Le transfert de dix milliards de francs de cotisations sociales assises sur les bas salaires vers d'autres sources de financement de la sécurité sociale se traduirait ainsi, sous des hypothèses vraisemblables d'élasticité de substitution du travail peu qualifié au capital, par la création nette de 10 000 à 50 000 emplois à moyen-long terme , selon les modèles et les financements alternatifs retenus. Les allégements de charges actuels, ciblés sur les bas salaires ou les salariés les moins qualifiés (73 milliards de francs en 1997, dont 44 milliards de francs pour la ristourne dégressive), permettraient ainsi, s'ils étaient maintenus, la création de 75 000 à 375 000 emplois à l'horizon de dix ans à déficit public constant ex-ante 27( * ) .
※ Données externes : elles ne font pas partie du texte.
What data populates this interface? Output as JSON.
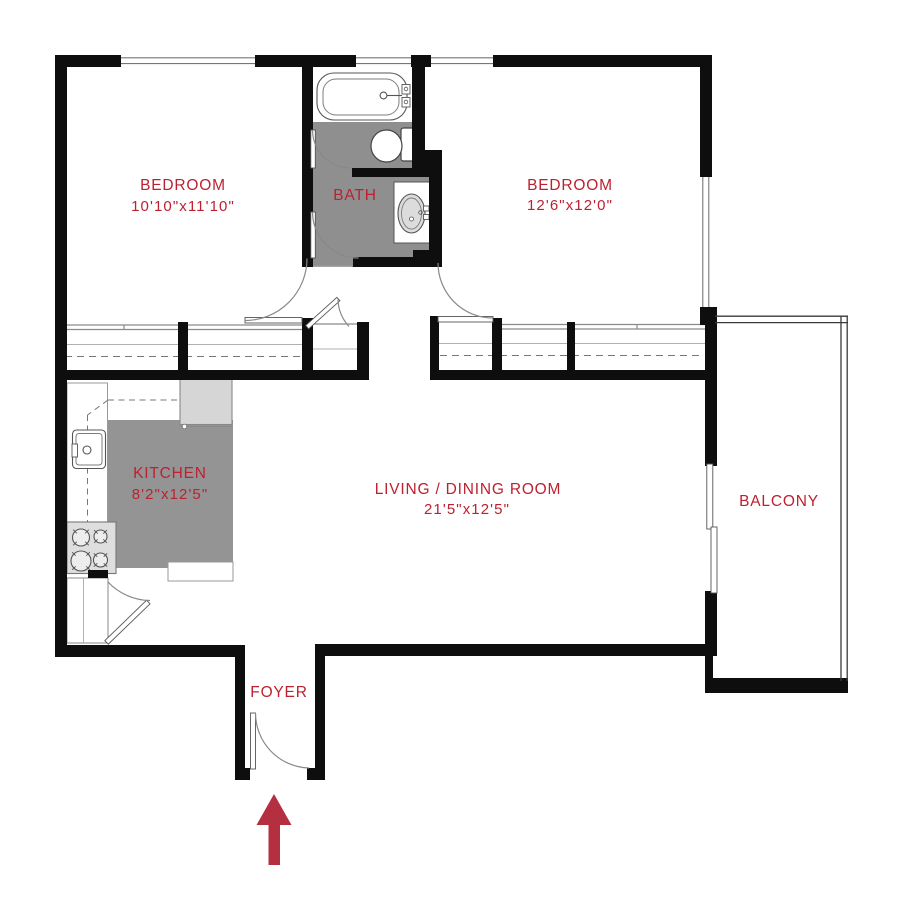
{
  "plan_title": "2 Bedroom Apartment Floor Plan",
  "accent_color": "#bd2130",
  "arrow_color": "#b43040",
  "wall_color": "#0e0e0e",
  "floor_gray": "#8f8f8f",
  "entry": {
    "arrow_direction": "up",
    "location": "foyer"
  },
  "fixtures": [
    "bathtub",
    "toilet",
    "vanity-sink",
    "kitchen-sink",
    "stove",
    "refrigerator",
    "closets",
    "sliding-balcony-door"
  ],
  "rooms": {
    "bedroom1": {
      "name": "BEDROOM",
      "dims": "10'10\"x11'10\""
    },
    "bedroom2": {
      "name": "BEDROOM",
      "dims": "12'6\"x12'0\""
    },
    "bath": {
      "name": "BATH"
    },
    "kitchen": {
      "name": "KITCHEN",
      "dims": "8'2\"x12'5\""
    },
    "living": {
      "name": "LIVING / DINING ROOM",
      "dims": "21'5\"x12'5\""
    },
    "balcony": {
      "name": "BALCONY"
    },
    "foyer": {
      "name": "FOYER"
    }
  }
}
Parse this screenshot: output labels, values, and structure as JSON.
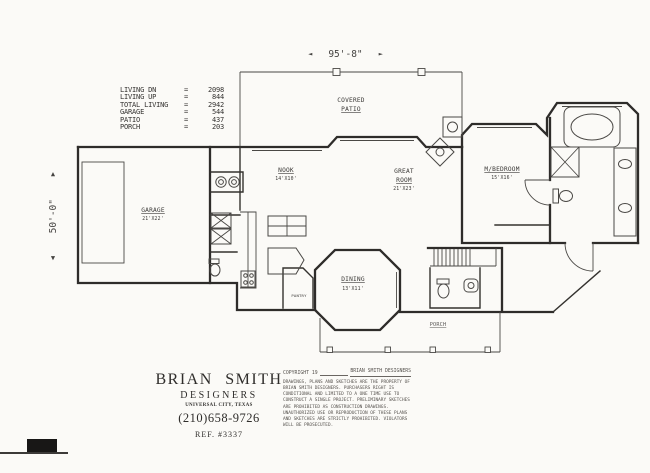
{
  "sheet": {
    "background": "#fbfaf7",
    "ink": "#2e2c2a"
  },
  "dimensions": {
    "width": {
      "label": "95'-8\"",
      "arrow_left": "◄",
      "arrow_right": "►"
    },
    "height": {
      "label": "50'-0\"",
      "arrow_up": "▲",
      "arrow_down": "▼"
    }
  },
  "area_table": {
    "equals": "=",
    "rows": [
      {
        "label": "LIVING DN",
        "value": "2098"
      },
      {
        "label": "LIVING UP",
        "value": "844"
      },
      {
        "label": "TOTAL LIVING",
        "value": "2942"
      },
      {
        "label": "GARAGE",
        "value": "544"
      },
      {
        "label": "PATIO",
        "value": "437"
      },
      {
        "label": "PORCH",
        "value": "203"
      }
    ]
  },
  "rooms": {
    "covered_patio_line1": "COVERED",
    "covered_patio_line2": "PATIO",
    "garage_name": "GARAGE",
    "garage_dim": "21'X22'",
    "nook_name": "NOOK",
    "nook_dim": "14'X10'",
    "great_room_line1": "GREAT",
    "great_room_line2": "ROOM",
    "great_room_dim": "21'X23'",
    "master_bedroom_name": "M/BEDROOM",
    "master_bedroom_dim": "15'X16'",
    "dining_name": "DINING",
    "dining_dim": "13'X11'",
    "pantry_name": "PANTRY",
    "porch_name": "PORCH"
  },
  "title_block": {
    "firm_line1": "BRIAN SMITH",
    "firm_line2": "DESIGNERS",
    "firm_line3": "UNIVERSAL CITY, TEXAS",
    "phone": "(210)658-9726",
    "reference": "REF. #3337"
  },
  "copyright": {
    "header_left": "COPYRIGHT 19",
    "header_right": "BRIAN SMITH DESIGNERS",
    "body": "DRAWINGS, PLANS AND SKETCHES ARE THE PROPERTY OF BRIAN SMITH DESIGNERS.  PURCHASERS RIGHT IS CONDITIONAL AND LIMITED TO A ONE TIME USE TO CONSTRUCT A SINGLE PROJECT.  PRELIMINARY SKETCHES ARE PROHIBITED AS CONSTRUCTION DRAWINGS.  UNAUTHORIZED USE OR REPRODUCTION OF THESE PLANS AND SKETCHES ARE STRICTLY PROHIBITED.  VIOLATORS WILL BE PROSECUTED."
  }
}
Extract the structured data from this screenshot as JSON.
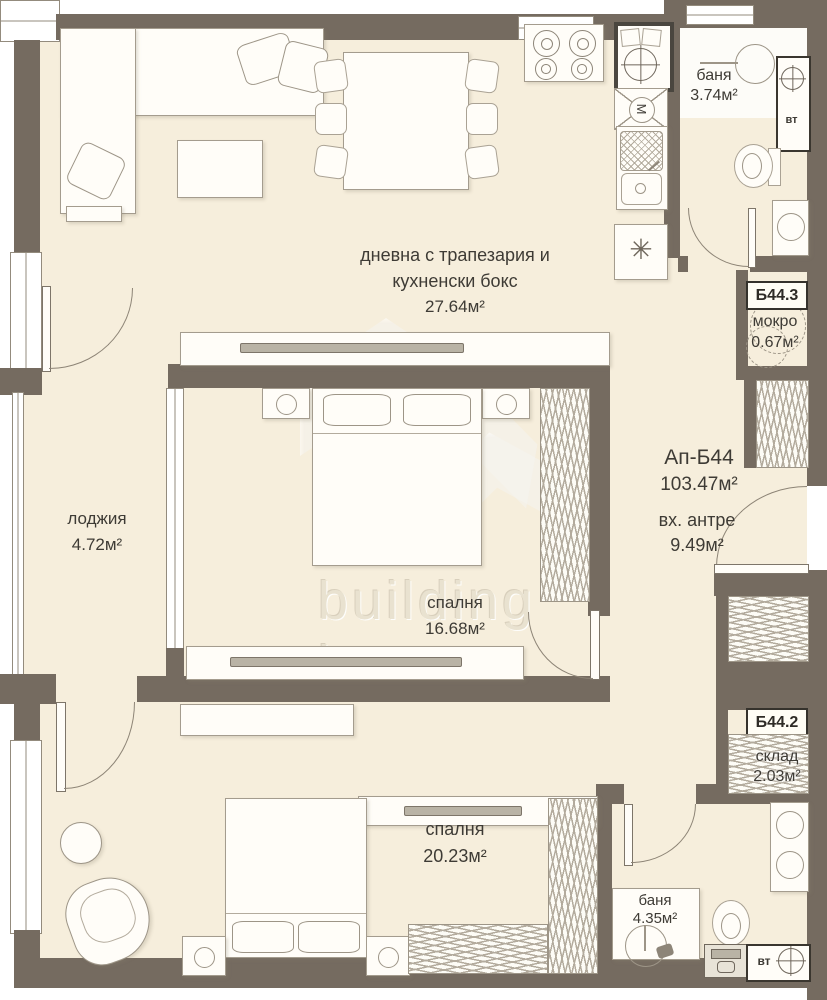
{
  "colors": {
    "wall": "#756b60",
    "floor": "#f6eedc",
    "line": "#a49c8e",
    "text": "#3e3b35",
    "watermark": "#e9e2d0"
  },
  "watermark": {
    "line1": "building",
    "line2": "box"
  },
  "apartment": {
    "id": "Ап-Б44",
    "area": "103.47м²"
  },
  "rooms": {
    "living": {
      "name_line1": "дневна с трапезария и",
      "name_line2": "кухненски бокс",
      "area": "27.64м²"
    },
    "bath1": {
      "name": "баня",
      "area": "3.74м²"
    },
    "mokro": {
      "badge": "Б44.3",
      "name": "мокро",
      "area": "0.67м²"
    },
    "entry": {
      "name": "вх. антре",
      "area": "9.49м²"
    },
    "loggia": {
      "name": "лоджия",
      "area": "4.72м²"
    },
    "bedroom1": {
      "name": "спалня",
      "area": "16.68м²"
    },
    "sklad": {
      "badge": "Б44.2",
      "name": "склад",
      "area": "2.03м²"
    },
    "bedroom2": {
      "name": "спалня",
      "area": "20.23м²"
    },
    "bath2": {
      "name": "баня",
      "area": "4.35м²"
    }
  },
  "shafts": {
    "top": "вт",
    "bottom": "вт"
  },
  "kitchen": {
    "boiler_label": "М",
    "fridge_symbol": "✳"
  }
}
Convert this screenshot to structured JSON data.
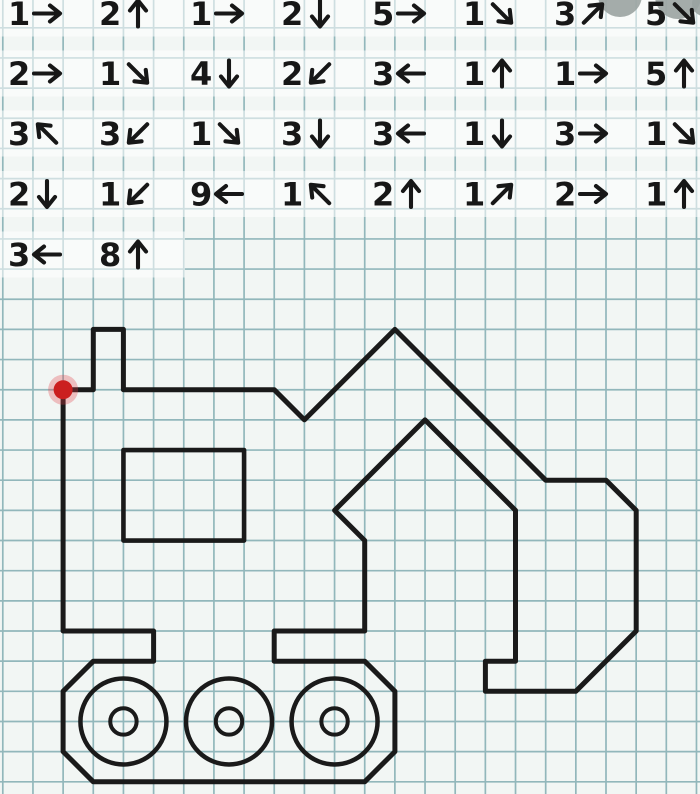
{
  "worksheet": {
    "kind_label": "graphic-dictation-grid-worksheet",
    "canvas": {
      "width": 700,
      "height": 794
    },
    "grid": {
      "cell": 30.16,
      "origin_x": 2.8,
      "origin_y": 27.8,
      "cols": 24,
      "rows": 26,
      "line_color": "#8db4b8",
      "paper_color": "#f2f6f4"
    },
    "instructions": {
      "text_color": "#171717",
      "rows": [
        [
          {
            "n": "1",
            "dir": "→"
          },
          {
            "n": "2",
            "dir": "↑"
          },
          {
            "n": "1",
            "dir": "→"
          },
          {
            "n": "2",
            "dir": "↓"
          },
          {
            "n": "5",
            "dir": "→"
          },
          {
            "n": "1",
            "dir": "↘"
          },
          {
            "n": "3",
            "dir": "↗"
          },
          {
            "n": "5",
            "dir": "↘"
          }
        ],
        [
          {
            "n": "2",
            "dir": "→"
          },
          {
            "n": "1",
            "dir": "↘"
          },
          {
            "n": "4",
            "dir": "↓"
          },
          {
            "n": "2",
            "dir": "↙"
          },
          {
            "n": "3",
            "dir": "←"
          },
          {
            "n": "1",
            "dir": "↑"
          },
          {
            "n": "1",
            "dir": "→"
          },
          {
            "n": "5",
            "dir": "↑"
          }
        ],
        [
          {
            "n": "3",
            "dir": "↖"
          },
          {
            "n": "3",
            "dir": "↙"
          },
          {
            "n": "1",
            "dir": "↘"
          },
          {
            "n": "3",
            "dir": "↓"
          },
          {
            "n": "3",
            "dir": "←"
          },
          {
            "n": "1",
            "dir": "↓"
          },
          {
            "n": "3",
            "dir": "→"
          },
          {
            "n": "1",
            "dir": "↘"
          }
        ],
        [
          {
            "n": "2",
            "dir": "↓"
          },
          {
            "n": "1",
            "dir": "↙"
          },
          {
            "n": "9",
            "dir": "←"
          },
          {
            "n": "1",
            "dir": "↖"
          },
          {
            "n": "2",
            "dir": "↑"
          },
          {
            "n": "1",
            "dir": "↗"
          },
          {
            "n": "2",
            "dir": "→"
          },
          {
            "n": "1",
            "dir": "↑"
          }
        ],
        [
          {
            "n": "3",
            "dir": "←"
          },
          {
            "n": "8",
            "dir": "↑"
          }
        ]
      ],
      "row_centers_y": [
        13.5,
        73.5,
        133.5,
        194,
        254.5
      ],
      "slot_x0": 8,
      "slot_step": 91,
      "arrow_offset_x": 39,
      "highlight_color": "rgba(255,255,255,0.55)",
      "row5_highlight_width": 185
    },
    "figure": {
      "name": "excavator-outline",
      "stroke_color": "#1a1a1a",
      "stroke_width": 5,
      "start_cell": [
        2,
        12
      ],
      "outline_follows_instructions": true,
      "window_cells": {
        "x": 4,
        "y": 14,
        "w": 4,
        "h": 3
      },
      "wheels": {
        "row": 23,
        "cols": [
          4,
          7.5,
          11
        ],
        "outer_radius_px": 43,
        "inner_radius_px": 13.2,
        "stroke_width": 4.5
      },
      "start_dot": {
        "cell": [
          2,
          12
        ],
        "core_color": "#cb1f1f",
        "glow_color": "rgba(225,60,70,0.30)",
        "core_radius": 9.5,
        "glow_radius": 15
      }
    },
    "watermark": {
      "color": "#9aa3a1",
      "circles": [
        {
          "cx": 620,
          "cy": -5,
          "r": 22
        },
        {
          "cx": 678,
          "cy": -4,
          "r": 23
        },
        {
          "cx": 704,
          "cy": 4,
          "r": 12
        }
      ]
    }
  }
}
• Ces évaluations appellent plusieurs précisions :

- il s'agit là de créations nettes d'emplois, c'est-à-dire d'un solde entre la création d'un nombre supérieur d'emplois à bas salaires et la disparition ou la non-création d'un nombre inférieur d'emplois hautement qualifiés ;

- l'impact de ces allégements de charges sur l'emploi est très lent (à mesure que les entreprises renouvellent leurs modes de production et que les consommateurs modifient leur habitudes) : le plein effet de la mesure ne serait atteint qu'à l'horizon d'une dizaine d'années. Ces mesures ne sauraient donc se substituer entièrement à des dispositifs de soutien conjoncturel de l'emploi ;

- les emplois à bas salaires potentiellement créés par les allégements de charges ciblés ne bénéficieraient pas nécessairement en premier lieu aux salariés non qualifiés . En effet, dans le contexte d'un marché du travail globalement dégradé, ces emplois sont susceptibles d'être pourvus par des salariés qualifiés " déclassés ". Ainsi, les politiques d'allégement de charges sur les bas salaires ne sauraient se substituer entièrement aux dispositifs visant à aider individuellement des personnes en difficulté (par exemple des jeunes sans diplôme).